For now here is the install script I wrote for this:

## Installation script
# to install do: bash ~/automl-meta-learning/install.sh

#conda update conda

#conda create -y -n metalearning_gpu python=3.9
#conda activate metalearning_gpu
#conda remove --name metalearning_gpu --all

module load cuda-toolkit/11.1
module load gcc/9.2.0

# A40, needs cuda at least 11.0
#conda install -y pytorch==1.7.1 torchvision==0.8.2 torchaudio==0.7.2 cudatoolkit=11.0 -c pytorch -c nvidia
#conda install -y pytorch==1.9 torchvision torchaudio cudatoolkit=11.0 -c pytorch -c nvidia
#conda install -y pytorch==1.9 torchvision cudatoolkit=11.0 -c pytorch -c nvidia
#conda install -y pytorch torchvision cudatoolkit=11.0 -c pytorch -c nvidia

conda activate metalearning_gpu
conda install pytorch torchvision torchaudio cudatoolkit=11.1 -c pytorch -c nvidia
pip3 install torch==1.9.0+cu111 torchvision==0.10.0+cu111 torchaudio==0.9.0 -f https://download.pytorch.org/whl/torch_stable.html
#pip3 install torch==1.9.0+cu110 torchvision==0.10.0+cu110 torchaudio==0.9.0 -f https://download.pytorch.org/whl/torch_stable.html

#conda activate metalearning_cpu
#conda install pytorch torchvision torchaudio cpuonly -c pytorch
#pip3 install torch==1.9.0+cpu torchvision==0.10.0+cpu torchaudio==0.9.0 -f https://download.pytorch.org/whl/torch_stable.html

# uutils installs
conda install -y dill
conda install -y networkx>=2.5
conda install -y scipy
conda install -y scikit-learn
conda install -y lark-parser -c conda-forge

# due to compatibility with torch=1.7.x, https://stackoverflow.com/questions/65575871/torchtext-importerror-in-colab
#conda install -y torchtext==0.8.0 -c pytorch

conda install -y tensorboard
conda install -y pandas
conda install -y progressbar2
conda install -y transformers
conda install -y requests
conda install -y aiohttp
conda install -y numpy
conda install -y plotly
conda install -y matplotlib

pip install wandb

# for automl
conda install -y pyyml
conda install -y torchviz
#conda install -y graphviz

#pip install tensorflow
#pip install learn2learn

#pip install -U git+https://github.com/brando90/pytorch-meta.git
#pip install --no-deps torchmeta==1.6.1
pip install --no-deps torchmeta==1.7.0
#        'torch>=1.4.0,<1.9.0',
#        'torchvision>=0.5.0,<0.10.0',
#pip install -y numpy
pip install Pillow
pip install h5py
#pip install requests
pip install ordered-set

pip install higher
#    'torch'

#pip install -U git+https://github.com/moskomule/anatome
pip install --no-deps -U git+https://github.com/moskomule/anatome
#    'torch>=1.9.0',
#    'torchvision>=0.10.0',
pip install tqdm

# - using conda develop rather than pip because uutils installs incompatible versions with the vision cluster
## python -c "import sys; [print(p) for p in sys.path]"
conda install conda-build
conda develop ~/ultimate-utils/ultimate-utils-proj-src
conda develop ~/automl-meta-learning/automl-proj-src

# -- extra notes

# local editable installs
# HAL installs, make sure to clone from wmlce 1.7.0 that has h5py ~= 2.9.0 and torch 1.3.1 and torchvision 0.4.2
# pip install torchmeta==1.3.1
tristandeleu commented 2 years ago

FYI I released a new version of Torchmeta (1.8.0) that is compatible with PyTorch 1.9.

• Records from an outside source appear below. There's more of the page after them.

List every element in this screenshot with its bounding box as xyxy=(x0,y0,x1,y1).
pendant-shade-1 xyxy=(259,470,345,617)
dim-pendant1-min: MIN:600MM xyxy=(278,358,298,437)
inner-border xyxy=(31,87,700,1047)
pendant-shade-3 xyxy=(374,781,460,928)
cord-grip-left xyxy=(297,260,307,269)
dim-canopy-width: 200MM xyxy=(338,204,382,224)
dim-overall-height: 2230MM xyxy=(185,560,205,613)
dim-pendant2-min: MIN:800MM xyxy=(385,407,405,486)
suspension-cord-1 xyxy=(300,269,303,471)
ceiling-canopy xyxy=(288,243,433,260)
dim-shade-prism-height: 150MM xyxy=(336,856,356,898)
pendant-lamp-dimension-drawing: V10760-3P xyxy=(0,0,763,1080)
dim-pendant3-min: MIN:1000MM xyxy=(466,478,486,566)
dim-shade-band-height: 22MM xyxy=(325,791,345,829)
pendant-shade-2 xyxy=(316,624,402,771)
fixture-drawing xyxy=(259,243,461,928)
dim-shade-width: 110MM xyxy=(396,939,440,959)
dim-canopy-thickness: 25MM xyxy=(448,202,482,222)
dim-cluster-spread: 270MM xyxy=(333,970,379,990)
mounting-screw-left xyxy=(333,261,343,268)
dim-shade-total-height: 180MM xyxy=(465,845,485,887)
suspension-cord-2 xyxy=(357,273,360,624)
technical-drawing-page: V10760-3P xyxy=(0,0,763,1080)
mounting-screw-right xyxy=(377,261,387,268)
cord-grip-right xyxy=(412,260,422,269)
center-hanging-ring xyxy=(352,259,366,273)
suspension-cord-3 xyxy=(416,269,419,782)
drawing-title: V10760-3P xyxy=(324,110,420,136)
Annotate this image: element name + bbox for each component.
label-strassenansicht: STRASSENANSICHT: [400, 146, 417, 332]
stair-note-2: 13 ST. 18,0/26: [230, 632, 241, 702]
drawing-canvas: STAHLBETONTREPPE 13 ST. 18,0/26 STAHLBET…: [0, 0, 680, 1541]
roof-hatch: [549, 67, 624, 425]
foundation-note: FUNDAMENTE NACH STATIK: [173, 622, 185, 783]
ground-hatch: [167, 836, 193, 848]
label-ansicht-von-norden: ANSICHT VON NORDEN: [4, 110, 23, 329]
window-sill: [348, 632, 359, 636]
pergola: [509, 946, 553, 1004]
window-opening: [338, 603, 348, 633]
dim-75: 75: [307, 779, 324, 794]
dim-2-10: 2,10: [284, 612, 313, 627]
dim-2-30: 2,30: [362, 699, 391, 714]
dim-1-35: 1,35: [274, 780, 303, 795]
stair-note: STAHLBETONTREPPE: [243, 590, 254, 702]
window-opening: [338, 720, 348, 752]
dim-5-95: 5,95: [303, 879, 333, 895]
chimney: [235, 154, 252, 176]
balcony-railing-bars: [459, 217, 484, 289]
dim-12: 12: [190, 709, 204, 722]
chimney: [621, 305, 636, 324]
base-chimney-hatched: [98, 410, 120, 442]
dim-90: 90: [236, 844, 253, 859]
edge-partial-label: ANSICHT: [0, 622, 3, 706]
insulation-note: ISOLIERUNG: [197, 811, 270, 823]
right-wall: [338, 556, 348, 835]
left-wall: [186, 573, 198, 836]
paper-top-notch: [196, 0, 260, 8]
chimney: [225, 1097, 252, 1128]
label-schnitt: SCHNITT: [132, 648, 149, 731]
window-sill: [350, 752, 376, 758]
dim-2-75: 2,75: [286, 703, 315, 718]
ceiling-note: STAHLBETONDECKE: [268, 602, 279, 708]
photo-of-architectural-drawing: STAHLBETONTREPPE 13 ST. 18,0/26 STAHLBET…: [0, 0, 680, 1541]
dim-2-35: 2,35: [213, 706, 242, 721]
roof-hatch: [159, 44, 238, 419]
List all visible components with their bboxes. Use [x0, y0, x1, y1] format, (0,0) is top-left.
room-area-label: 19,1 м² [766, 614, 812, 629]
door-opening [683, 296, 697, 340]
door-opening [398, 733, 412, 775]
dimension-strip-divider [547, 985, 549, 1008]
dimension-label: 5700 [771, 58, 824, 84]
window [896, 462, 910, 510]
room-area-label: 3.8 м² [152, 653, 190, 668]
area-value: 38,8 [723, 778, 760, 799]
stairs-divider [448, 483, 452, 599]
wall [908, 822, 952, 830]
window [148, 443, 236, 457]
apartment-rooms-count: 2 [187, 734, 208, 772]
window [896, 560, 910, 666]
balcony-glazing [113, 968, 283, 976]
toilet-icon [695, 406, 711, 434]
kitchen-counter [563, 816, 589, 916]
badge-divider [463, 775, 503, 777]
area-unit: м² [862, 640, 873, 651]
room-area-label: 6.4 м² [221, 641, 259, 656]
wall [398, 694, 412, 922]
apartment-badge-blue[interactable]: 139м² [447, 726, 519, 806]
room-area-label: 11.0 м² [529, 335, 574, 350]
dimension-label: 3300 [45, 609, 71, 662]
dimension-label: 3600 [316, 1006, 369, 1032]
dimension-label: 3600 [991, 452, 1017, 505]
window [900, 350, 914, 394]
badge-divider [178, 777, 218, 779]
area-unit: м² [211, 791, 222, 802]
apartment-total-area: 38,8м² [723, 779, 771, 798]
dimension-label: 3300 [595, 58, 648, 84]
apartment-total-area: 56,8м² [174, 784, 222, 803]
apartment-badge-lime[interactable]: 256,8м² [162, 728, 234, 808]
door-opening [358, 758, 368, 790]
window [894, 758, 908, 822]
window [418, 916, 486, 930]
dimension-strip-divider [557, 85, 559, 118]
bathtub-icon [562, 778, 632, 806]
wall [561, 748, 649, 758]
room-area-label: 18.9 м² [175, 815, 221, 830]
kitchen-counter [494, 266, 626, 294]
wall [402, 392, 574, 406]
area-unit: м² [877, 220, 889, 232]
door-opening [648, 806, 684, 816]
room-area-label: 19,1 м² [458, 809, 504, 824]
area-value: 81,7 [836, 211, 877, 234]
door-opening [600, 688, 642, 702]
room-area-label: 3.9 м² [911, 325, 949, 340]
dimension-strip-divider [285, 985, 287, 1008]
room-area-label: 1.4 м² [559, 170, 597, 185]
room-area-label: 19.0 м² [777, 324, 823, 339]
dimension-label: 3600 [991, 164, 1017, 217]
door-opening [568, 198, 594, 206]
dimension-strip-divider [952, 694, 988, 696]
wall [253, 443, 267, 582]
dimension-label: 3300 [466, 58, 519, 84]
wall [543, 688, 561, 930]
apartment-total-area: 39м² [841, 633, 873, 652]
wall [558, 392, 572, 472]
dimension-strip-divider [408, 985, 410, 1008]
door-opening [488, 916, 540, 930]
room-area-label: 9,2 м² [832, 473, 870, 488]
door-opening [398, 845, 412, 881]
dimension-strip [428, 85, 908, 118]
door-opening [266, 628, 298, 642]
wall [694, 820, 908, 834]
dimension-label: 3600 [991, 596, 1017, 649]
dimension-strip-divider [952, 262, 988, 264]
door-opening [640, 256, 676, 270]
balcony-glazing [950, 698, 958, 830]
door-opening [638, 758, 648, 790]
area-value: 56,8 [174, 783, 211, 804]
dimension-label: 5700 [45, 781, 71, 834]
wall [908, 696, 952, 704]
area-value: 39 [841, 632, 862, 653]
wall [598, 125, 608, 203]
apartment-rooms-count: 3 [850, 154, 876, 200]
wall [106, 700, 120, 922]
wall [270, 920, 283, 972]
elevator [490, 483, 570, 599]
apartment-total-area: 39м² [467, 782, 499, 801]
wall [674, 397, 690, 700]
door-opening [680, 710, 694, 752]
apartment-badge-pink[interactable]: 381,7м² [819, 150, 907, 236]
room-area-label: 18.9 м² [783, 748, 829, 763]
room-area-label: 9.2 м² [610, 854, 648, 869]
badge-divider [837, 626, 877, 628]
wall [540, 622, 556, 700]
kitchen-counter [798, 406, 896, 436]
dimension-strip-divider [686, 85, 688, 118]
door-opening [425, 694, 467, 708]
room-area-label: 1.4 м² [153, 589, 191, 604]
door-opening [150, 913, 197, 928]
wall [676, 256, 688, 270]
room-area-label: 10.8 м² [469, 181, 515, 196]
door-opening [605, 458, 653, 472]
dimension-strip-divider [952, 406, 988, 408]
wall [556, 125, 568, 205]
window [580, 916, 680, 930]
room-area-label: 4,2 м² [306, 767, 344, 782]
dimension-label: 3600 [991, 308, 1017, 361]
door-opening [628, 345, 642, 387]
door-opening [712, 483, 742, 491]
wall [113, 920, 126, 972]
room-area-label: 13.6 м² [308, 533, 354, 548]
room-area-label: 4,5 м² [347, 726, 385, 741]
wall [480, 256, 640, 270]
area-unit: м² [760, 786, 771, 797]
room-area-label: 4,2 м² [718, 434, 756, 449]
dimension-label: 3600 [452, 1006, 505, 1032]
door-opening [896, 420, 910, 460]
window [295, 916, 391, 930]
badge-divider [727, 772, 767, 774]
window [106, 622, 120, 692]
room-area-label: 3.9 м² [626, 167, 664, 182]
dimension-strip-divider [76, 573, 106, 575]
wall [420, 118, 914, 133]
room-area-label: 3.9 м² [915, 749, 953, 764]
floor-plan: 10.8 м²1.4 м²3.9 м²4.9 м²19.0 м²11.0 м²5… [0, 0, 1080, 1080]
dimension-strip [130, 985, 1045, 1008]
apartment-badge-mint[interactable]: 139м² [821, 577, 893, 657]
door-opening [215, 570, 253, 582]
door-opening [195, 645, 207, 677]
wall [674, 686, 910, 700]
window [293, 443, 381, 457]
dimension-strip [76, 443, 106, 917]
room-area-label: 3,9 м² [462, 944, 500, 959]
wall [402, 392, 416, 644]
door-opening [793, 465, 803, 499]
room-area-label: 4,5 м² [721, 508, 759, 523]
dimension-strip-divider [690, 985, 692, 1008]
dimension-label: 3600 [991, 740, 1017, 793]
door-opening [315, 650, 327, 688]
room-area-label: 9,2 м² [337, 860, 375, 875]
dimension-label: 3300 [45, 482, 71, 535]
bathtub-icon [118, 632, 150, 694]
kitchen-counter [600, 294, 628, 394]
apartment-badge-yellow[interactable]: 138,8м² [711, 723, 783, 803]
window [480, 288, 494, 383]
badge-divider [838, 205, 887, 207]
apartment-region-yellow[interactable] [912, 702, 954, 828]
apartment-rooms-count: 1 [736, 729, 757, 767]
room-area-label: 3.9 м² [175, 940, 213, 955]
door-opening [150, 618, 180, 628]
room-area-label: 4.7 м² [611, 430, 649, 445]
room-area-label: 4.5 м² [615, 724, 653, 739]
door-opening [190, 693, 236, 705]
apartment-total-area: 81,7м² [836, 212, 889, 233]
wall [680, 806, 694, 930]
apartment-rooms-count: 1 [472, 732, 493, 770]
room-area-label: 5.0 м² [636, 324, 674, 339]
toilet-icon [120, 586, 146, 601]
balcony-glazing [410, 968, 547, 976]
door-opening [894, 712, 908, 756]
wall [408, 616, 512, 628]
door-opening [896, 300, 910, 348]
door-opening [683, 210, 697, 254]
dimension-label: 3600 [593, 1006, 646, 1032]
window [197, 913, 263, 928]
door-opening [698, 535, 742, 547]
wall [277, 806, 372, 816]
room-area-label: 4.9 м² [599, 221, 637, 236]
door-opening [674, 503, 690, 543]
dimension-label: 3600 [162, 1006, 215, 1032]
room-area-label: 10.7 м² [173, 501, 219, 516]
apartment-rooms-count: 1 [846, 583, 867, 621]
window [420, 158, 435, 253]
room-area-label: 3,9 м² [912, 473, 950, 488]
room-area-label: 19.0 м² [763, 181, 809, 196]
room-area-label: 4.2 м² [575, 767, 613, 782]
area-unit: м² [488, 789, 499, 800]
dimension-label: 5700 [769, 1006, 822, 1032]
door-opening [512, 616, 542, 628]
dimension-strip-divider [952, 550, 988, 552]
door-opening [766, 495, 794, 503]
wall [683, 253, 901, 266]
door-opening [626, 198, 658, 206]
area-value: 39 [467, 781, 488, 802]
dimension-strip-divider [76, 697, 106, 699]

Case in point about being conservative: a couple of things broke with PyTorch 1.9 and needed an update in Torchmeta, specifically ConvNd and MultiheadAttention.

brando90 commented 2 years ago

FYI I released a new version of Torchmeta (1.8.0) that is compatible with PyTorch 1.9.

Case in point about being conservative: a couple of things broke with PyTorch 1.9 and needed an update in Torchmeta, specifically ConvNd and MultiheadAttention.

Thanks Trist!

Btw, did you install stuff with conda or pip? (to save me time cuz installs in my hpc take ages)

tristandeleu commented 2 years ago

Btw, did you install stuff with conda or pip? (to save me time cuz installs in my hpc take ages)

I'm generally using pip, even on my conda environment on a remote server.

tristandeleu commented 2 years ago

I'm closing this issue since the newest version of Torchmeta (1.8.0) works with PyTorch 1.9.